Small clubs and venues like Barley Street Tavern, Harney Street Tavern, The Down Under, The Corner Bar in Fremont, Havana Garage, Reverb Lounge, The Waiting Room and Slowdown in Omaha present local artists along with popular touring acts. So do a host of venues in Lincoln’s downtown district from the Zoo Bar to Duffy’s and the Bourbon Theatre. Multi-venue events like Lincoln Calling and Lincoln Exposed and the OEAA Showcases help spotlight local talent for new audiences. Recent additions like The B. Bar, The Omaha Lounge, Love’s Jazz & Art Center and Growler USA are presenting local and sometimes regional talent.

Venues we’ve lost since The Reader began publication include the original Howard Street Tavern, the genre-spanning bookings of the Ranch Bowl and its visionary Matt Markel, the long-running McKenna’s Blues, Booze & BBQ at 74th & Pacific, Trovato’s in Dundee and Mick’s in Benson. The Music Box and Sharky’s at the same 77th & Cass location also consistently booked blues and roots music. Peony Park closed in 1994 but brought outstanding shows to the metro. The original Anchor Inn also played host to great roots shows through the years.

The Hive’s first location offered great blues jams, and live music was in the mix in the early days of the venue’s relocation to the Old Market. Terry O’Halloran’s venues from the original 18th Amendment to Paddy Murphy’s, Shag and the multiple operations at 96th & L played a decisive role in keeping blues music playing in the metro, leading him to receive a Music Ambassador Award from the OEAAs. The Jones Street Brewery also picked up great blues bookings for a while as the Howard Street Tavern’s blues bookings declined. Please note: If your current or past venue isn’t mentioned, don’t take it personally. This sort of recap is always about broad brush strokes and can’t encompass all the historic or present details.

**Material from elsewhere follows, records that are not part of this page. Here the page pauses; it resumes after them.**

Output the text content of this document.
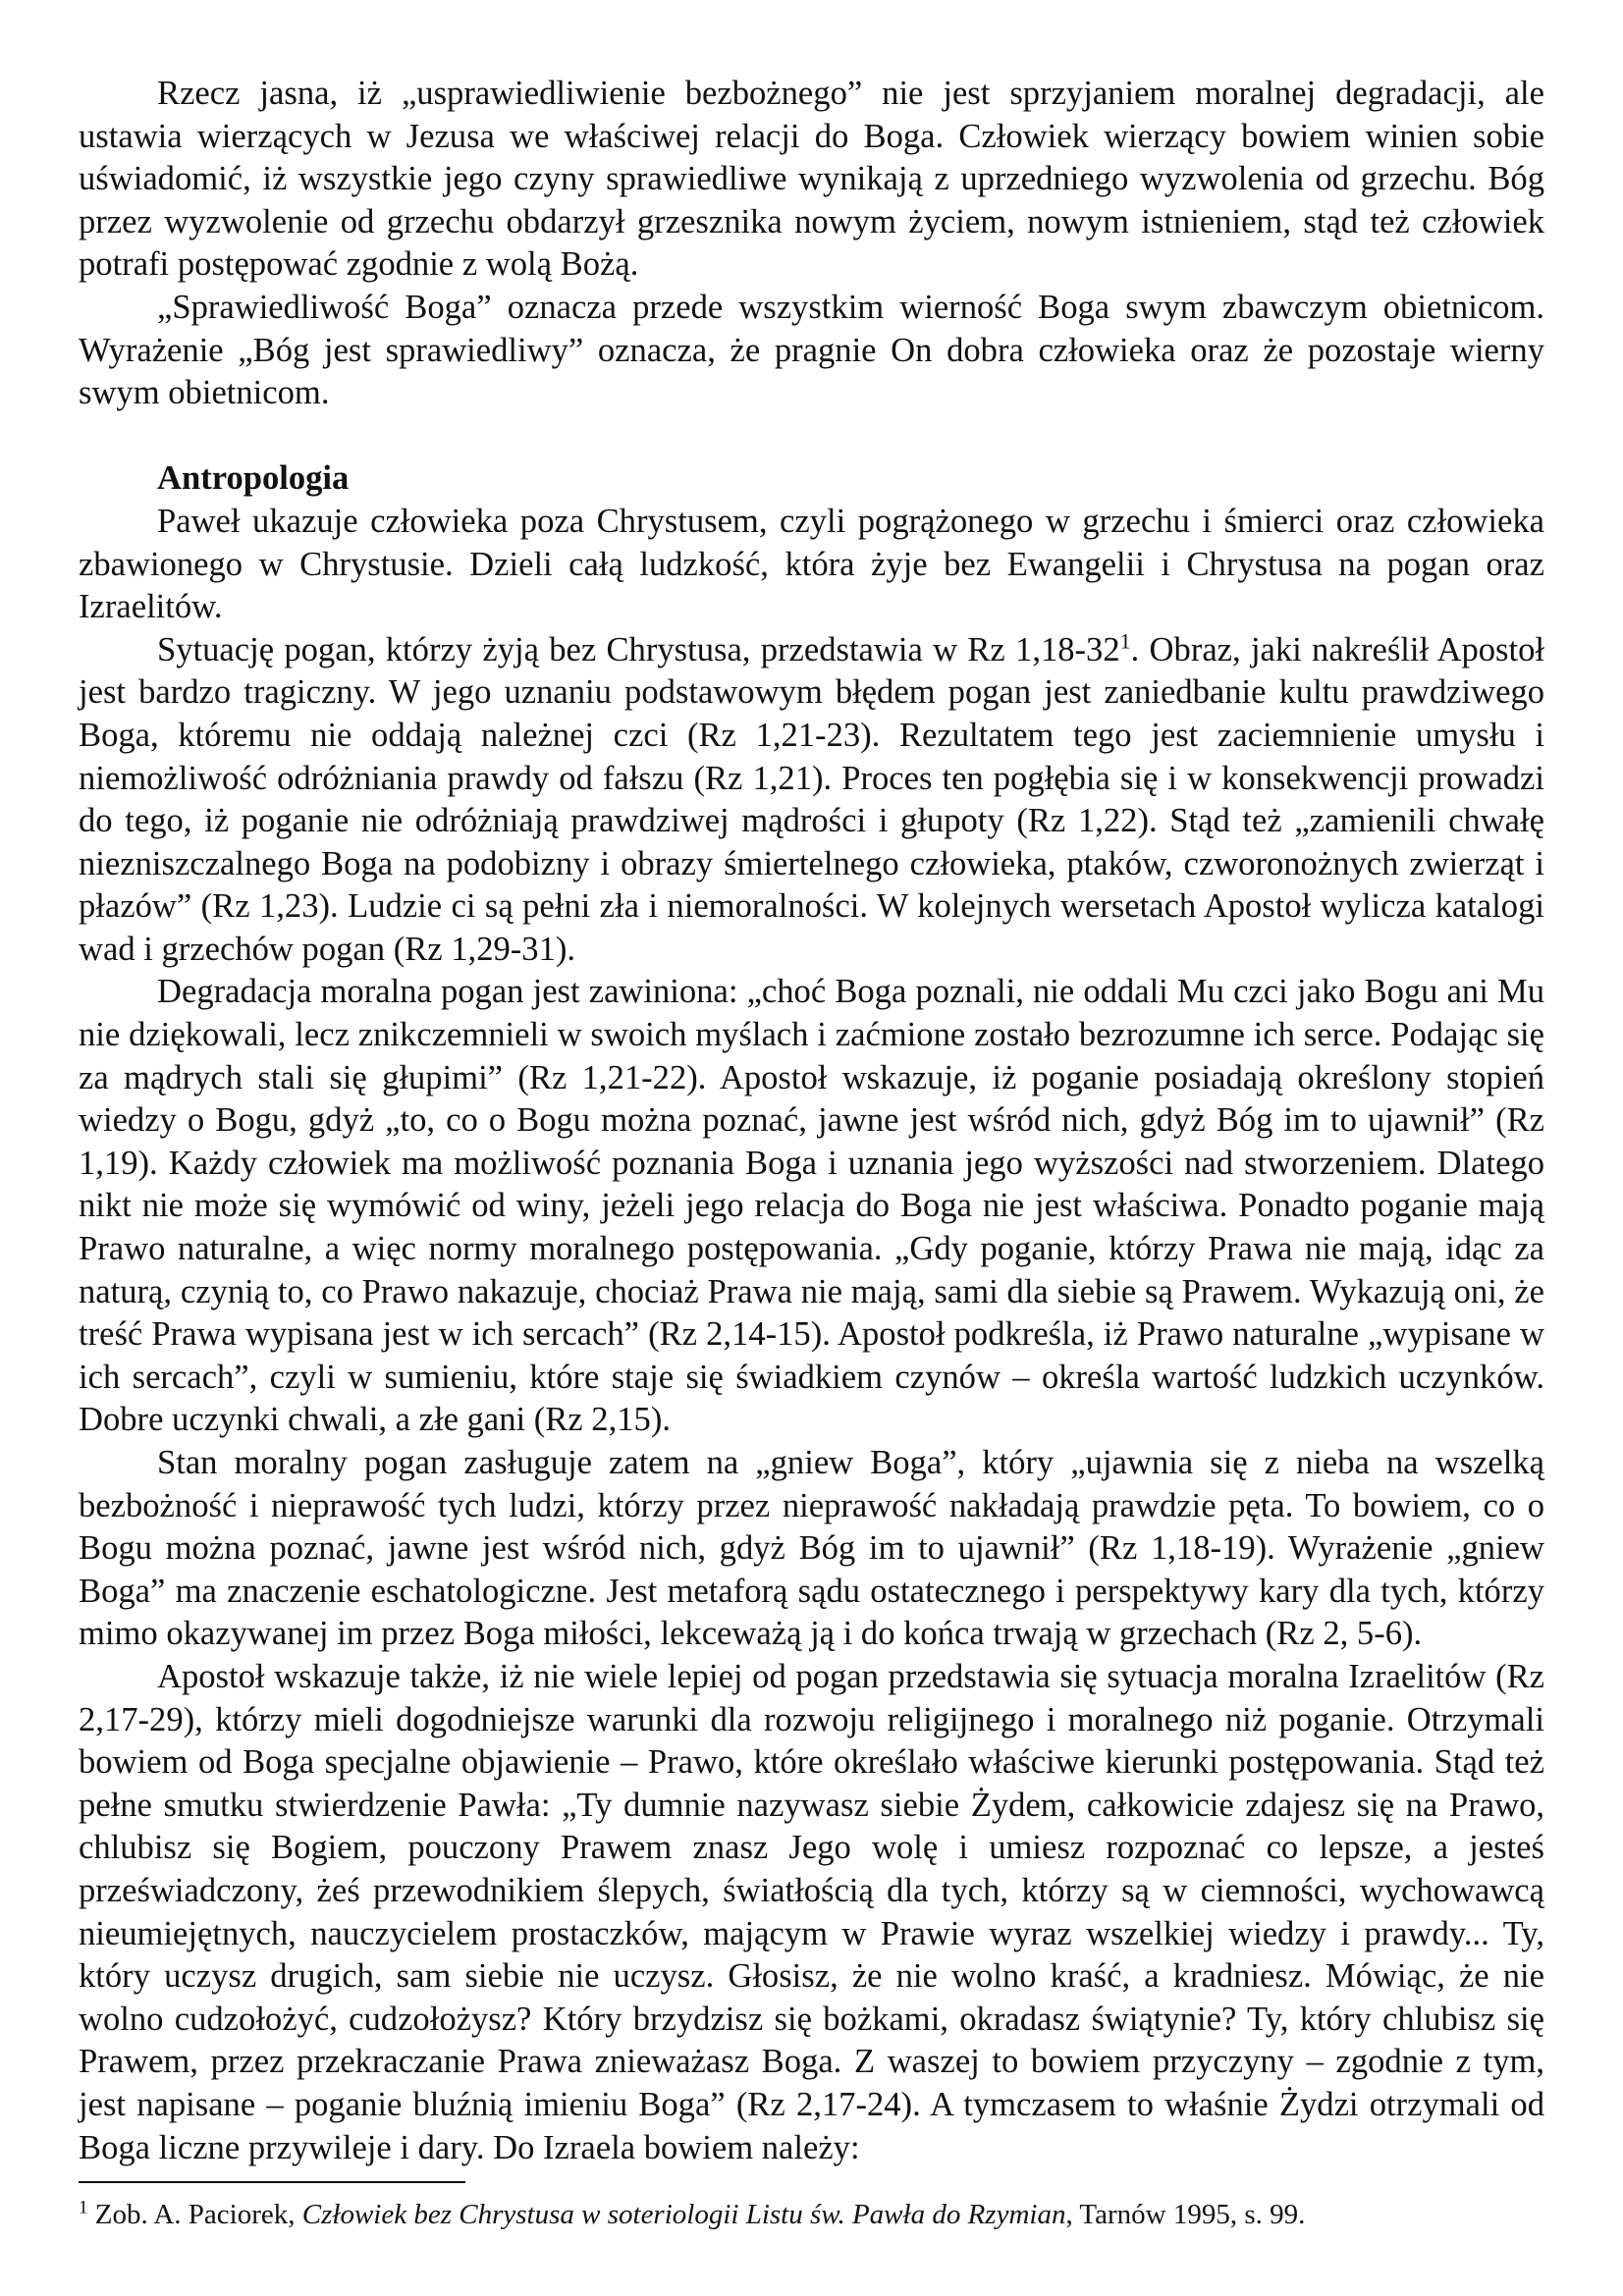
Rzecz jasna, iż „usprawiedliwienie bezbożnego” nie jest sprzyjaniem moralnej degradacji, ale ustawia wierzących w Jezusa we właściwej relacji do Boga. Człowiek wierzący bowiem winien sobie uświadomić, iż wszystkie jego czyny sprawiedliwe wynikają z uprzedniego wyzwolenia od grzechu. Bóg przez wyzwolenie od grzechu obdarzył grzesznika nowym życiem, nowym istnieniem, stąd też człowiek potrafi postępować zgodnie z wolą Bożą.

„Sprawiedliwość Boga” oznacza przede wszystkim wierność Boga swym zbawczym obietnicom. Wyrażenie „Bóg jest sprawiedliwy” oznacza, że pragnie On dobra człowieka oraz że pozostaje wierny swym obietnicom.

Antropologia

Paweł ukazuje człowieka poza Chrystusem, czyli pogrążonego w grzechu i śmierci oraz człowieka zbawionego w Chrystusie. Dzieli całą ludzkość, która żyje bez Ewangelii i Chrystusa na pogan oraz Izraelitów.

Sytuację pogan, którzy żyją bez Chrystusa, przedstawia w Rz $1,18-32^1$. Obraz, jaki nakreślił Apostoł jest bardzo tragiczny. W jego uznaniu podstawowym błędem pogan jest zaniedbanie kultu prawdziwego Boga, któremu nie oddają należnej czci (Rz 1,21-23). Rezultatem tego jest zaciemnienie umysłu i niemożliwość odróżniania prawdy od fałszu (Rz 1,21). Proces ten pogłębia się i w konsekwencji prowadzi do tego, iż poganie nie odróżniają prawdziwej mądrości i głupoty (Rz 1,22). Stąd też „zamienili chwałę niezniszczalnego Boga na podobizny i obrazy śmiertelnego człowieka, ptaków, czworonożnych zwierząt i płazów” (Rz 1,23). Ludzie ci są pełni zła i niemoralności. W kolejnych wersetach Apostoł wylicza katalogi wad i grzechów pogan (Rz 1,29-31).

Degradacja moralna pogan jest zawiniona: „choć Boga poznali, nie oddali Mu czci jako Bogu ani Mu nie dziękowali, lecz znikczemnieli w swoich myślach i zaćmione zostało bezrozumne ich serce. Podając się za mądrych stali się głupimi” (Rz 1,21-22). Apostoł wskazuje, iż poganie posiadają określony stopień wiedzy o Bogu, gdyż „to, co o Bogu można poznać, jawne jest wśród nich, gdyż Bóg im to ujawnił” (Rz 1,19). Każdy człowiek ma możliwość poznania Boga i uznania jego wyższości nad stworzeniem. Dlatego nikt nie może się wymówić od winy, jeżeli jego relacja do Boga nie jest właściwa. Ponadto poganie mają Prawo naturalne, a więc normy moralnego postępowania. „Gdy poganie, którzy Prawa nie mają, idąc za naturą, czynią to, co Prawo nakazuje, chociaż Prawa nie mają, sami dla siebie są Prawem. Wykazują oni, że treść Prawa wypisana jest w ich sercach” (Rz 2,14-15). Apostoł podkreśla, iż Prawo naturalne „wypisane w ich sercach”, czyli w sumieniu, które staje się świadkiem czynów – określa wartość ludzkich uczynków. Dobre uczynki chwali, a złe gani (Rz 2,15).

Stan moralny pogan zasługuje zatem na „gniew Boga”, który „ujawnia się z nieba na wszelką bezbożność i nieprawość tych ludzi, którzy przez nieprawość nakładają prawdzie pęta. To bowiem, co o Bogu można poznać, jawne jest wśród nich, gdyż Bóg im to ujawnił” (Rz 1,18-19). Wyrażenie „gniew Boga” ma znaczenie eschatologiczne. Jest metaforą sądu ostatecznego i perspektywy kary dla tych, którzy mimo okazywanej im przez Boga miłości, lekceważą ją i do końca trwają w grzechach (Rz 2, 5-6).

Apostoł wskazuje także, iż nie wiele lepiej od pogan przedstawia się sytuacja moralna Izraelitów (Rz 2,17-29), którzy mieli dogodniejsze warunki dla rozwoju religijnego i moralnego niż poganie. Otrzymali bowiem od Boga specjalne objawienie – Prawo, które określało właściwe kierunki postępowania. Stąd też pełne smutku stwierdzenie Pawła: „Ty dumnie nazywasz siebie Żydem, całkowicie zdajesz się na Prawo, chlubisz się Bogiem, pouczony Prawem znasz Jego wolę i umiesz rozpoznać co lepsze, a jesteś przeświadczony, żeś przewodnikiem ślepych, światłością dla tych, którzy są w ciemności, wychowawcą nieumiejętnych, nauczycielem prostaczków, mającym w Prawie wyraz wszelkiej wiedzy i prawdy... Ty, który uczysz drugich, sam siebie nie uczysz. Głosisz, że nie wolno kraść, a kradniesz. Mówiąc, że nie wolno cudzołożyć, cudzołożysz? Który brzydzisz się bożkami, okradasz świątynie? Ty, który chlubisz się Prawem, przez przekraczanie Prawa znieważasz Boga. Z waszej to bowiem przyczyny – zgodnie z tym, jest napisane – poganie bluźnią imieniu Boga” (Rz 2,17-24). A tymczasem to właśnie Żydzi otrzymali od Boga liczne przywileje i dary. Do Izraela bowiem należy:

$^1$ Zob. A. Paciorek, Człowiek bez Chrystusa w soteriologii Listu św. Pawła do Rzymian, Tarnów 1995, s. 99.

I remember attending a Gary Clark Jr. show at Sokol Hall a few years back and being surprised at the number of young people in the standing-room only crowd for this Austin musician playing pretty straight-up traditional blues. A lot of the kind of stuff you’d hear from a traditional blues band at a Chrome Thursday show or at the Zoo Bar. How do we introduce those people to the opportunities to see local and touring artists on a nightly basis in the metro and help grow the fan base? I wish I had the answer. The first challenge for us as fans is to support the scene, buy tickets, buy artist merchandise, financially support what you value. Introduce someone else, especially someone younger, to the music you love.